Paul
Goble
Staunton, May 9 – Because of the
paucity of roads and railways, Russia has traditionally relied on river
communications to tie the country together and to move goods and people about.
Russia has approximately 100,000 kilometers of navigable rivers, but it now has
only a quarter of the riverboats it had at the end of Soviet times, 9,000 down
from 35,400.
The situation is so desire that it
prompted one caller to ask Vladimir Putin about it in his recent “Direct Line”
program and that, according to Anna Astakhova of “Sovershenno Sekretno,” will
be the subject of a Russian State Council session sometime this summer (sovsekretno.ru/articles/id/5434/).

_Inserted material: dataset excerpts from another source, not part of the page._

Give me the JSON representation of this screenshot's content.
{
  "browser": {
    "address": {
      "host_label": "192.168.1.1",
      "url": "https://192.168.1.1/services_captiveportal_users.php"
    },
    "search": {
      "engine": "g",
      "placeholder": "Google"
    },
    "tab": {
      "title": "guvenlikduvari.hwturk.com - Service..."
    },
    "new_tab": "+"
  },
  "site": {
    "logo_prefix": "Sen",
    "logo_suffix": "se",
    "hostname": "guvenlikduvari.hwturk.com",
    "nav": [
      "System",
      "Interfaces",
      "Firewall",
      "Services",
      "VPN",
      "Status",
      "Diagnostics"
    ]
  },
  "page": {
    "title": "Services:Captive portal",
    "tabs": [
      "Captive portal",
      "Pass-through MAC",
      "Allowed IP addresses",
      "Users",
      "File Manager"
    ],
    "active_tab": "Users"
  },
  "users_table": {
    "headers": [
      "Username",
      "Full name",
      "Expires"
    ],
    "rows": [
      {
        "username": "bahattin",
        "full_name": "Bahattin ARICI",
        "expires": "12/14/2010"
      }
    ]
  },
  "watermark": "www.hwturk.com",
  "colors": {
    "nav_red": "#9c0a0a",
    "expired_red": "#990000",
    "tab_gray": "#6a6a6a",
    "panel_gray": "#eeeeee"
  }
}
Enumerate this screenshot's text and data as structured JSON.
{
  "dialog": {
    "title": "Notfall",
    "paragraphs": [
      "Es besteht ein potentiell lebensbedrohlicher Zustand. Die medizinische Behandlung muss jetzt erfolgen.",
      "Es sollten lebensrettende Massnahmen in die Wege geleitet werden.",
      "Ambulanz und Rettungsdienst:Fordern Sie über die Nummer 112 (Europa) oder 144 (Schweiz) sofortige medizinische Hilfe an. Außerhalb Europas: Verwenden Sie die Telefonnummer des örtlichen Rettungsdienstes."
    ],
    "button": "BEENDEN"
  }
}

“Of the 15 river basins” in Russia, she
says, “only four (the Amur, the Yenisey, the Volga and the Moscow)” saw traffic
increase in 2015. Most saw radical
declines in both raw materials and passengers, with the tonnage carried by the
entire system falling to 115 million tons, down from 600 million tons annually
in the 1980s and 400 million yearly at the end of the 1990s.
Some people in the government and
the expert community are even beginning to ask whether Russia in fact needs
river transport, a question, Astakhova points out, that “would never have
entered the head of anyone in Soviet times.”
Russia’s river transport system has
faced an enormous set of challenges since 1991, she details. Its former transportation
partners are now its competitors, banks are unwilling to finance projects with
long amortization times, rivers aren’t being dredged, and its stock is aging
and not being replaced, with some of it simply being sold off for the value of
the metal it contained.
Unless there is a new state program
for the river fleet, she suggests, it may simply die out in the coming decades
further restricting Russia’s economic growth and limiting the ability of
people, goods and raw materials to move around.
That has security implications, and people in the river transport sector
hope that the powers that be will pay attention.